Elsewhere, Tarrant roams far and wide in his unfocused imagination. There are numerous references to the religious wars of the Middle Ages, such as the Crusades - which were an entirely sensible exercise in his opinion - and another hero of his, Pope Urban II, who urged Christians to go to war against Muslims in 1095. Looking at the state of the world, Tarrant writes: “Ask yourself, what would Pope Urban II do?” Answering his own question,the document states that he targeted Muslims as a form of “revenge against Islam for 1,300 years of war and devastation that it has brought upon the people of the west and other peoples of the world”.

Predictably, the document is peppered Breivik-style with vitriolic denunciations of “antifa” and Marxists, real or imaginary. With regards to the latter, he bluntly states: “I do not want to convert you, I do not want to come to an understanding” - as “egalitarians and those that believe in hierarchy will never come to terms”. True enough, you might think. Rather, “I want you in my sights. I want your neck under my boot” - therefore “see you on the streets, you anti-white scum”. More generally, Tarrant believes that “democracy is mob rule and the mob itself is ruled by our own enemies” - which for him means meaning that “the global and corporate-run press controls them, the education system (long since fallen to the long march through the institutions committed by the Marxists) controls them, the state (long since heavily lost to its corporate backers) controls them and the anti-white media machine controls them”.

He writes that maggots, Muslims and Marxists “are nothing to me but just another target” - he intends to “wipe you the fuck out with precision, the likes of which has never been seen before on this Earth, mark my fucking words”. Tarrant also argues interestingly that the way to stop mass migration is through unionisation, automation, and the minimum wage - his fascist politics having an anti-capitalist edge right from the very first page.
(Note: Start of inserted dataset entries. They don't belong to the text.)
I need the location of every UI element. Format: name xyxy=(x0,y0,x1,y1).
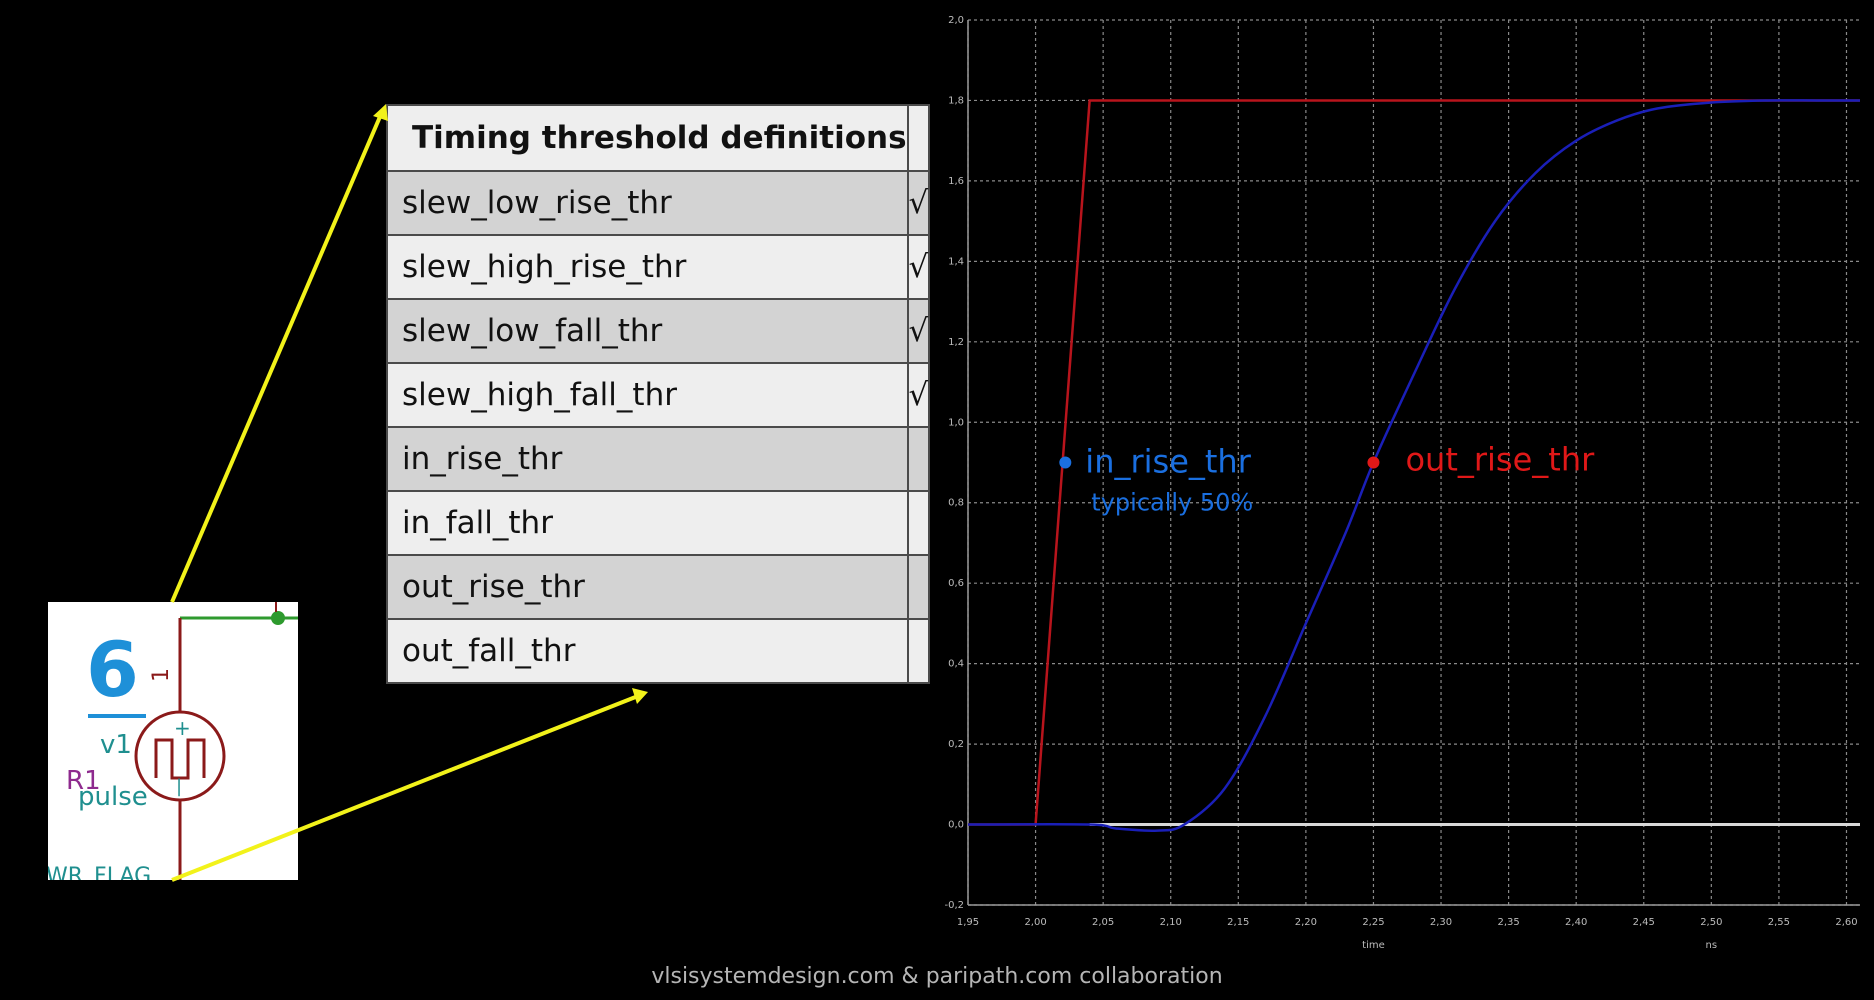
y-tick-label: 0,8 xyxy=(948,498,964,509)
arrow-right-head xyxy=(632,688,648,704)
output-waveform-line xyxy=(967,99,1860,832)
in-rise-thr-note: typically 50% xyxy=(1091,489,1253,517)
schematic-junction-dot xyxy=(271,611,285,625)
threshold-name: slew_high_fall_thr xyxy=(386,362,909,428)
x-tick-label: 2,40 xyxy=(1565,917,1587,928)
threshold-check xyxy=(906,490,931,556)
y-tick-label: 1,0 xyxy=(948,417,964,428)
node-number-underline xyxy=(88,714,146,718)
y-tick-label: 0,0 xyxy=(948,820,964,831)
x-axis-unit: ns xyxy=(1706,940,1718,951)
polarity-minus: | xyxy=(176,776,182,797)
threshold-check xyxy=(906,618,931,684)
threshold-name: out_rise_thr xyxy=(386,554,909,620)
pulse-waveform-icon xyxy=(154,738,206,780)
threshold-name: out_fall_thr xyxy=(386,618,909,684)
x-tick-label: 2,05 xyxy=(1092,917,1114,928)
threshold-check xyxy=(906,426,931,492)
table-row: in_rise_thr xyxy=(386,426,931,492)
y-tick-label: 2,0 xyxy=(948,15,964,26)
in-rise-thr-label: in_rise_thr xyxy=(1085,443,1251,481)
table-row: out_rise_thr xyxy=(386,554,931,620)
x-tick-label: 2,45 xyxy=(1633,917,1655,928)
table-row: slew_high_fall_thr √ xyxy=(386,362,931,428)
out-rise-thr-dot xyxy=(1367,456,1380,469)
threshold-check: √ xyxy=(906,362,931,428)
table-header-row: Timing threshold definitions xyxy=(386,104,931,172)
table-row: out_fall_thr xyxy=(386,618,931,684)
threshold-name: slew_low_rise_thr xyxy=(386,170,909,236)
schematic-node-number: 6 xyxy=(86,625,139,714)
threshold-table: Timing threshold definitions slew_low_ri… xyxy=(386,104,931,684)
table-row: in_fall_thr xyxy=(386,490,931,556)
chart-annotations: in_rise_thr typically 50% out_rise_thr xyxy=(1059,441,1595,517)
table-row: slew_high_rise_thr √ xyxy=(386,234,931,300)
chart-grid xyxy=(967,19,1860,906)
threshold-check xyxy=(906,554,931,620)
x-tick-label: 2,60 xyxy=(1835,917,1857,928)
x-tick-label: 2,35 xyxy=(1497,917,1519,928)
table-header: Timing threshold definitions xyxy=(386,104,909,172)
arrow-up-line xyxy=(170,111,384,603)
x-tick-label: 2,00 xyxy=(1024,917,1046,928)
x-tick-label: 2,25 xyxy=(1362,917,1384,928)
threshold-check: √ xyxy=(906,234,931,300)
y-tick-label: 0,4 xyxy=(948,659,964,670)
x-axis-label: time xyxy=(1362,940,1385,951)
waveform-chart: 1,95 2,00 2,05 2,10 2,15 2,20 2,25 2,30 2,35 2,40… xyxy=(944,15,1860,951)
threshold-name: in_fall_thr xyxy=(386,490,909,556)
in-rise-thr-dot xyxy=(1059,456,1072,469)
y-tick-label: 1,2 xyxy=(948,337,964,348)
out-rise-thr-label: out_rise_thr xyxy=(1405,441,1595,479)
threshold-check: √ xyxy=(906,170,931,236)
table-header-check xyxy=(906,104,931,172)
x-tick-label: 2,15 xyxy=(1227,917,1249,928)
y-tick-label: 1,8 xyxy=(948,95,964,106)
y-tick-label: -0,2 xyxy=(944,900,964,911)
y-tick-label: 0,6 xyxy=(948,578,964,589)
table-row: slew_low_fall_thr √ xyxy=(386,298,931,364)
x-tick-label: 1,95 xyxy=(957,917,979,928)
footer-credit: vlsisystemdesign.com & paripath.com coll… xyxy=(651,964,1223,989)
x-tick-label: 2,30 xyxy=(1430,917,1452,928)
y-tick-label: 0,2 xyxy=(948,739,964,750)
chart-ticks: 1,95 2,00 2,05 2,10 2,15 2,20 2,25 2,30 2,35 2,40… xyxy=(944,15,1857,928)
x-tick-label: 2,20 xyxy=(1295,917,1317,928)
x-tick-label: 2,10 xyxy=(1160,917,1182,928)
source-name-label: v1 xyxy=(100,730,132,760)
x-tick-label: 2,55 xyxy=(1768,917,1790,928)
threshold-check: √ xyxy=(906,298,931,364)
table-row: slew_low_rise_thr √ xyxy=(386,170,931,236)
pin-number-label: 1 xyxy=(149,668,174,682)
y-tick-label: 1,4 xyxy=(948,256,964,267)
polarity-plus: + xyxy=(174,716,191,740)
flag-label: WR_FLAG xyxy=(48,864,152,880)
threshold-name: in_rise_thr xyxy=(386,426,909,492)
source-type-label: pulse xyxy=(78,782,148,812)
y-tick-label: 1,6 xyxy=(948,176,964,187)
x-tick-label: 2,50 xyxy=(1700,917,1722,928)
resistor-label: R1 xyxy=(66,766,101,796)
threshold-name: slew_high_rise_thr xyxy=(386,234,909,300)
schematic-snippet: 1 + | 6 v1 R1 pulse WR_FLAG xyxy=(48,602,298,880)
threshold-name: slew_low_fall_thr xyxy=(386,298,909,364)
Overall, Brenton Tarrant’s abiding obsession - apart from Muslims and Marxists - seems to be population numbers, in the style of Paul R Ehrlich’s 1968 work The population bomb. In this famous - or infamous - book, Ehrlich warned of mass starvation in the 1970s and 1980s due to overpopulation, as well as other major social upheavals, and urged immediate action to limit population growth. In other words, it was essentially a restatement of Malthusian theory - much mocked by Karl Marx, of course. If you are Brenton Tarrant, this translates as countries like Australia and New Zealand being under siege and subject to invasion. It does not occur to him that Europeans have done their fair share of invading. In fact, the ‘manifesto’ of the young and angry Tarrant is ultimately is based on a very old-fashioned view of Christendom - which he essentially equates with Europe.

The appalling killings in Christchurch were clearly a political act, even if his manifesto is crazy in places. Hence, in that sense, his document - garbled and disconnected as it is - represents the sort of outlook that, in the absence of the kind of Marxist political organisation that Tarrant would abhor, is gaining strength. Indeed, what comes over is that Brenton Tarrant is an idealist (no matter how horribly misdirected) who wants something better for his people - defined exclusively and murderously as white and European in origin.